Die Anhörung zur künftigen EU-Agentur in Brüssel am 25. Januar war aufschlussreich, denn sie hat divergierende Ansichten mit unerwarteter Klarheit herauskristalliert. Kommissions-Vize-Präsident Franco Frattini erläuterte das Vorhaben der Umwandlung der Beobachtungsstelle für Rassismus und Fremdenfeindlichkeit EUMC in die "Agentur für Grundrechte" und beteuerte, dass Kommissionspräsident Barroso sich mit voller Überzeugung für diese Agentur engagieren werde. Im Mai 2005 soll der ausgearbeitete Vorschlag vorliegen, ab 2007 soll die Agentur arbeiten, so Frattini. Skepsis ist angebracht, denn die Kommission wird bei ihrer Entscheidung kaum den Stimmen der NGOs mehr Gewicht beimessen als den Stimmen der Regierungen, die in der Kommission selbst vertreten sind.

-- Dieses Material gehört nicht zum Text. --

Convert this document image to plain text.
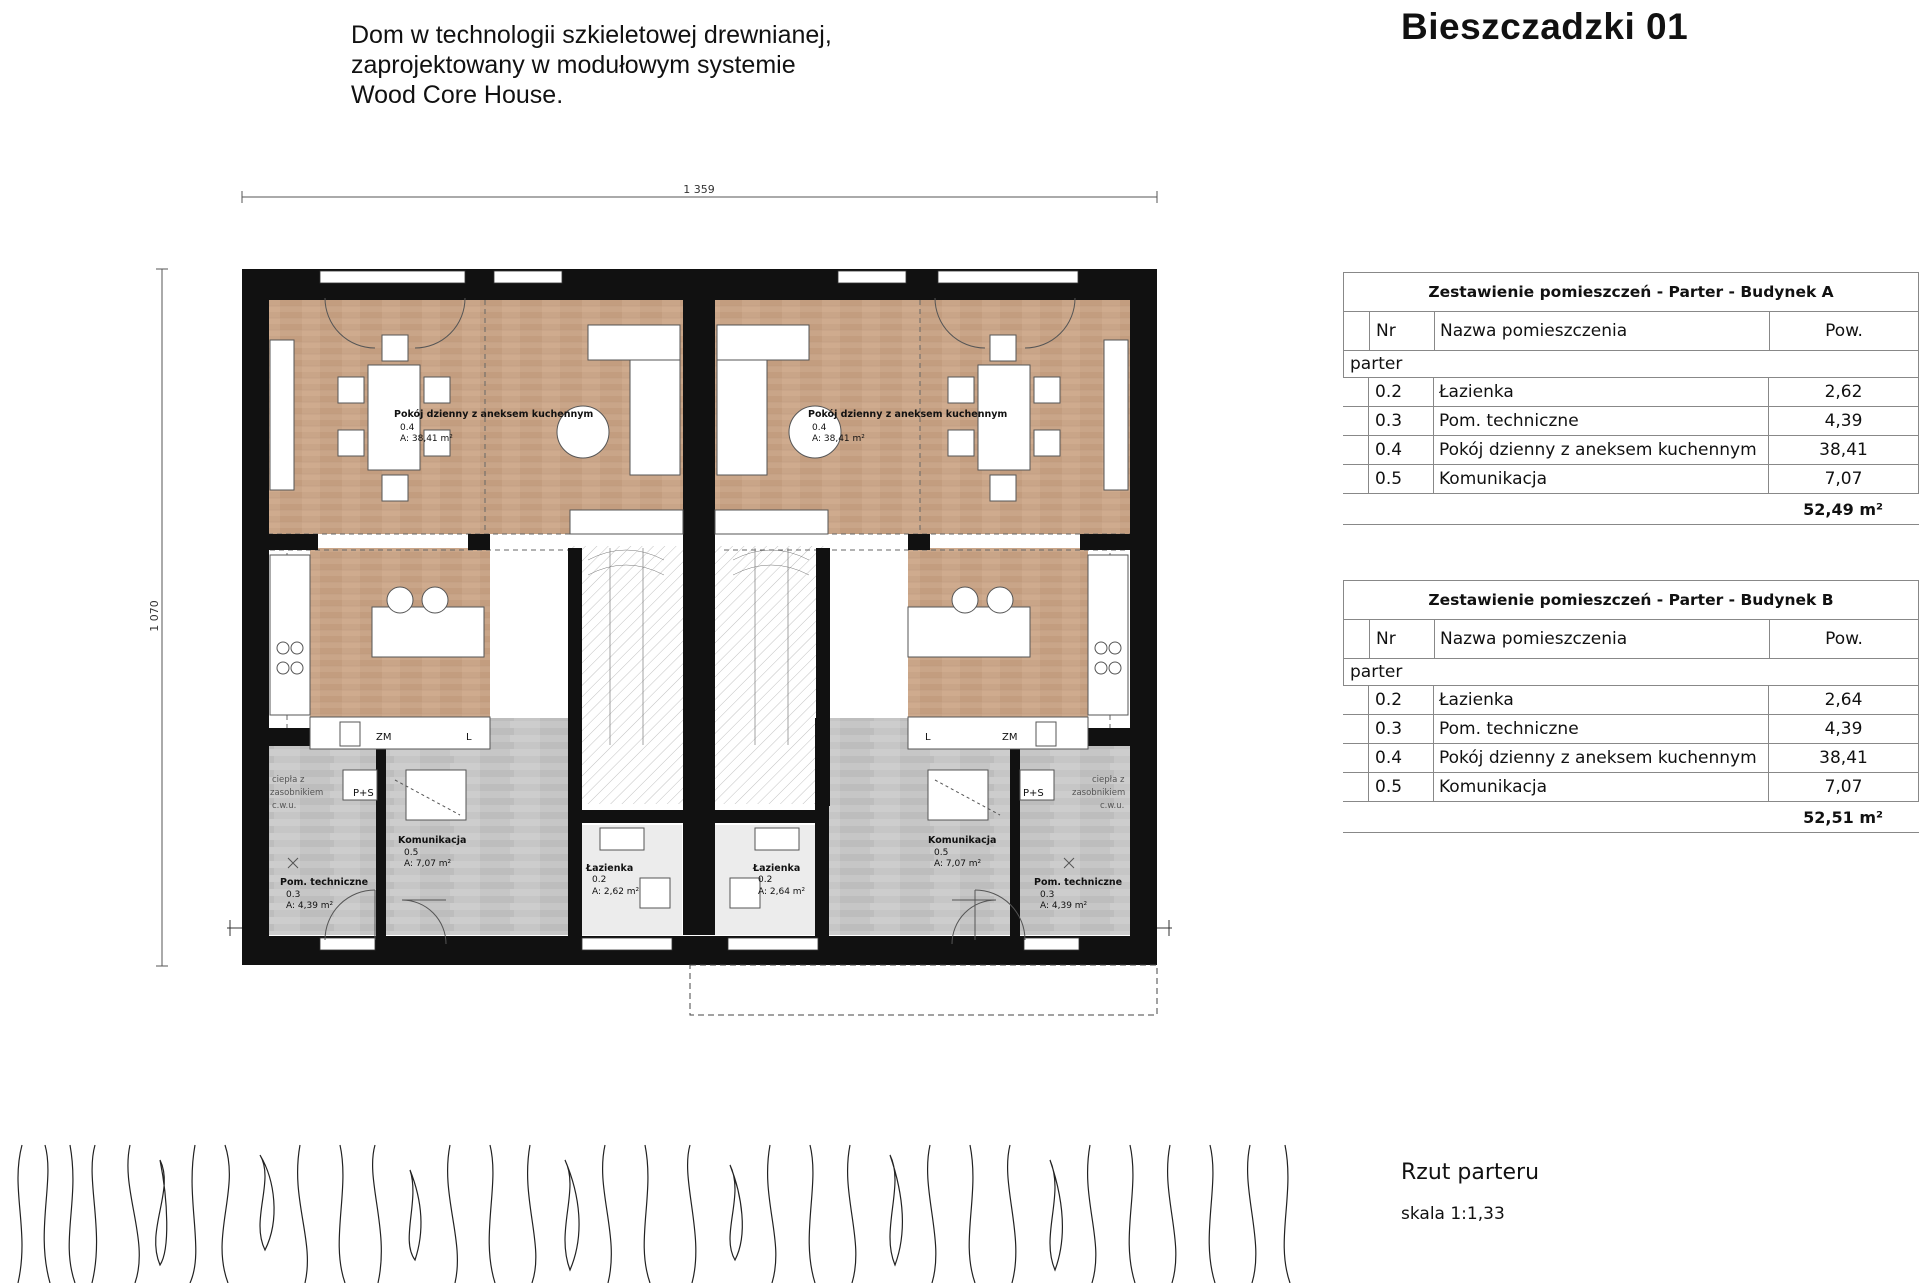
Dom w technologii szkieletowej drewnianej,
zaprojektowany w modułowym systemie
Wood Core House.
Bieszczadzki 01
1 359
1 070
Pokój dzienny z aneksem kuchennym
0.4
A: 38,41 m²
Pom. techniczne
0.3
A: 4,39 m²
Komunikacja
0.5
A: 7,07 m²	Łazienka
0.2
A: 2,62 m²
ZM	L
P+S
ciepła z
zasobnikiem
c.w.u.
Pokój dzienny z aneksem kuchennym
0.4
A: 38,41 m²
Pom. techniczne
0.3
A: 4,39 m²
Komunikacja
0.5
A: 7,07 m²
Łazienka
0.2
A: 2,64 m²
L	ZM
P+S
ciepła z
zasobnikiem
c.w.u.
Zestawienie pomieszczeń - Parter - Budynek A
Nr	Nazwa pomieszczenia	Pow.
parter
0.2	Łazienka	2,62
0.3	Pom. techniczne	4,39
0.4	Pokój dzienny z aneksem kuchennym	38,41
0.5	Komunikacja	7,07
52,49 m²
Zestawienie pomieszczeń - Parter - Budynek B
Nr	Nazwa pomieszczenia	Pow.
parter
0.2	Łazienka	2,64
0.3	Pom. techniczne	4,39
0.4	Pokój dzienny z aneksem kuchennym	38,41
0.5	Komunikacja	7,07
52,51 m²
Rzut parteru
skala 1:1,33
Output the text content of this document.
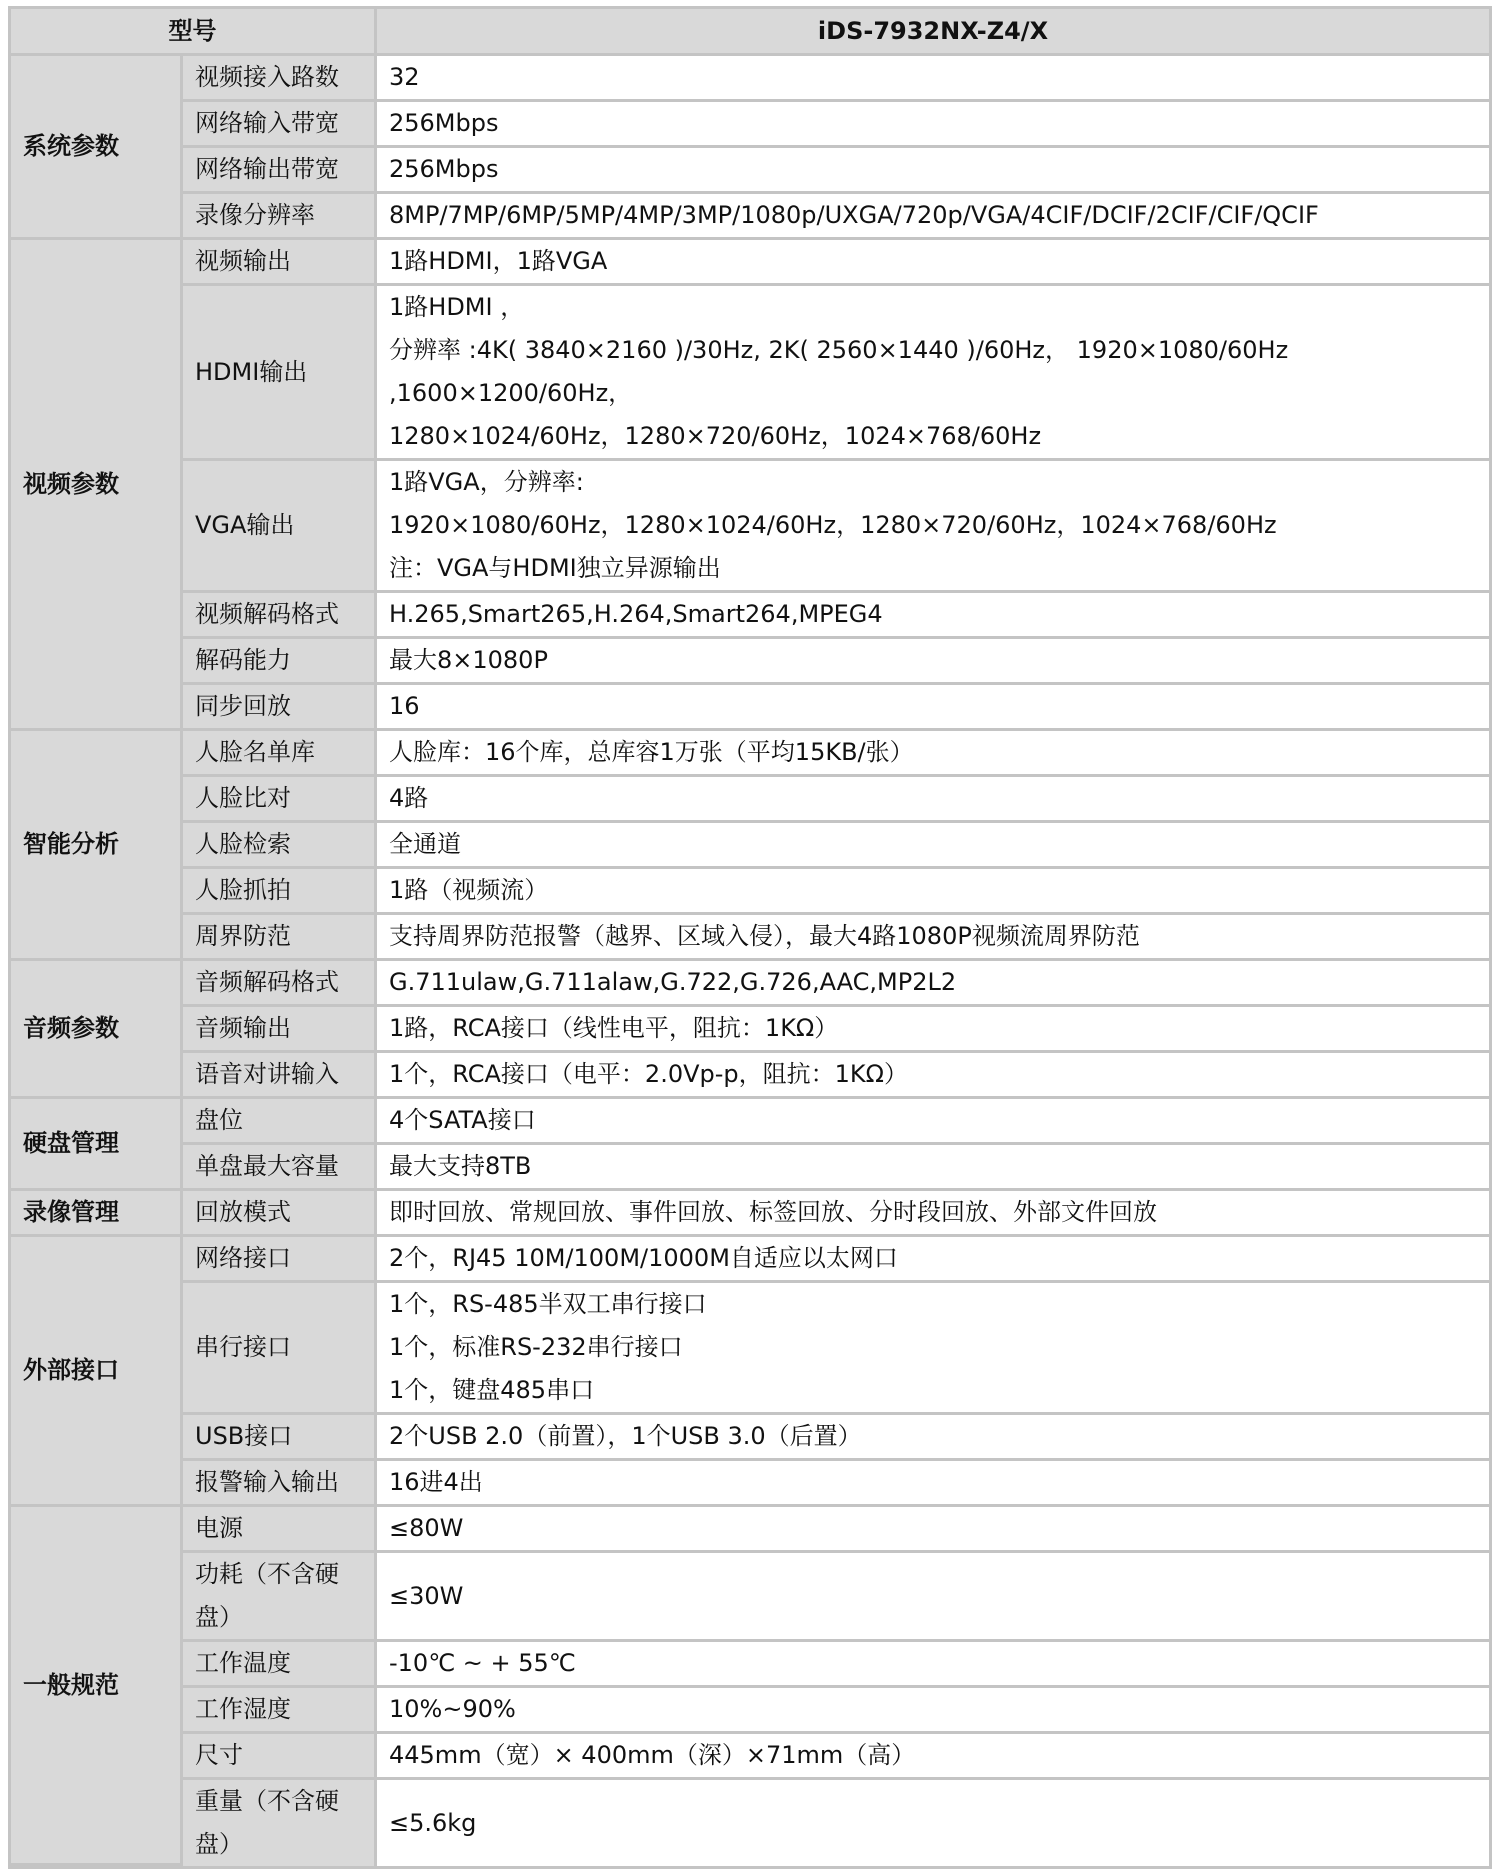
型号		iDS-7932NX-Z4/X
系统参数	视频接入路数	32

	网络输入带宽	256Mbps

	网络输出带宽	256Mbps

	录像分辨率	8MP/7MP/6MP/5MP/4MP/3MP/1080p/UXGA/720p/VGA/4CIF/DCIF/2CIF/CIF/QCIF

视频参数	视频输出	1路HDMI，1路VGA

	HDMI输出	1路HDMI ，
分辨率 :4K( 3840×2160 )/30Hz, 2K( 2560×1440 )/60Hz， 1920×1080/60Hz ,1600×1200/60Hz，
1280×1024/60Hz，1280×720/60Hz，1024×768/60Hz

	VGA输出	1路VGA，分辨率:
1920×1080/60Hz，1280×1024/60Hz，1280×720/60Hz，1024×768/60Hz
注：VGA与HDMI独立异源输出

	视频解码格式	H.265,Smart265,H.264,Smart264,MPEG4

	解码能力	最大8×1080P

	同步回放	16

智能分析	人脸名单库	人脸库：16个库，总库容1万张（平均15KB/张）

	人脸比对	4路

	人脸检索	全通道

	人脸抓拍	1路（视频流）

	周界防范	支持周界防范报警（越界、区域入侵），最大4路1080P视频流周界防范

音频参数	音频解码格式	G.711ulaw,G.711alaw,G.722,G.726,AAC,MP2L2

	音频输出	1路，RCA接口（线性电平，阻抗：1KΩ）

	语音对讲输入	1个，RCA接口（电平：2.0Vp-p，阻抗：1KΩ）

硬盘管理	盘位	4个SATA接口

	单盘最大容量	最大支持8TB

录像管理	回放模式	即时回放、常规回放、事件回放、标签回放、分时段回放、外部文件回放

外部接口	网络接口	2个，RJ45 10M/100M/1000M自适应以太网口

	串行接口	1个，RS-485半双工串行接口
1个，标准RS-232串行接口
1个，键盘485串口

	USB接口	2个USB 2.0（前置），1个USB 3.0（后置）

	报警输入输出	16进4出

一般规范	电源	≤80W

	功耗（不含硬盘）	≤30W

	工作温度	-10℃ ~ + 55℃

	工作湿度	10%~90%

	尺寸	445mm（宽）× 400mm（深）×71mm（高）

	重量（不含硬盘）	≤5.6kg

Die Vertreter der Regierungen, die bei der Anhörung anwesend waren, äußerten den Willen, die Agentur so klein als möglich zu halten und der politischen Kontrolle zu unterwerfen. Die Umwandlung der EUMC zu Agentur ist für viele ein willkommener Anlass, deren Kompetenzen zu beschneiden. Der Vertreter des österreichischen Außenministeriums forderte etwa, die Agentur dürfe nicht Monitoring der einzelnen Staaten betreiben, sondern dürfe nur der Kommission "beratend" zu Seite stehen. Mehr als eine Alibi-Funktion würde man der Agentur also nicht zugestehen. Dazu ist zu erwähnen, dass in Österreich viel Rassismus und Antisemitismus festgestellt wurde, nicht zuletzt in der Regierungspartei FPÖ, die darin ein ideologisches Hauptbetätigungsfeld hat. Auch die Asylpraxis in Österreich und die Asylgesetzgebung entsprechen nicht dem Mindestanforderungen der Menschenrechte, genauso stand in jüngster Vergangenheit die Polizei häufig durch rassistisches Vorgehen im Zentrum der Kritik. Der Vertreter des österreichischen Außenministeriums also handelte im Interesse der eigenen Regierung und der Behörden, nicht im Interesse der Grundrechte.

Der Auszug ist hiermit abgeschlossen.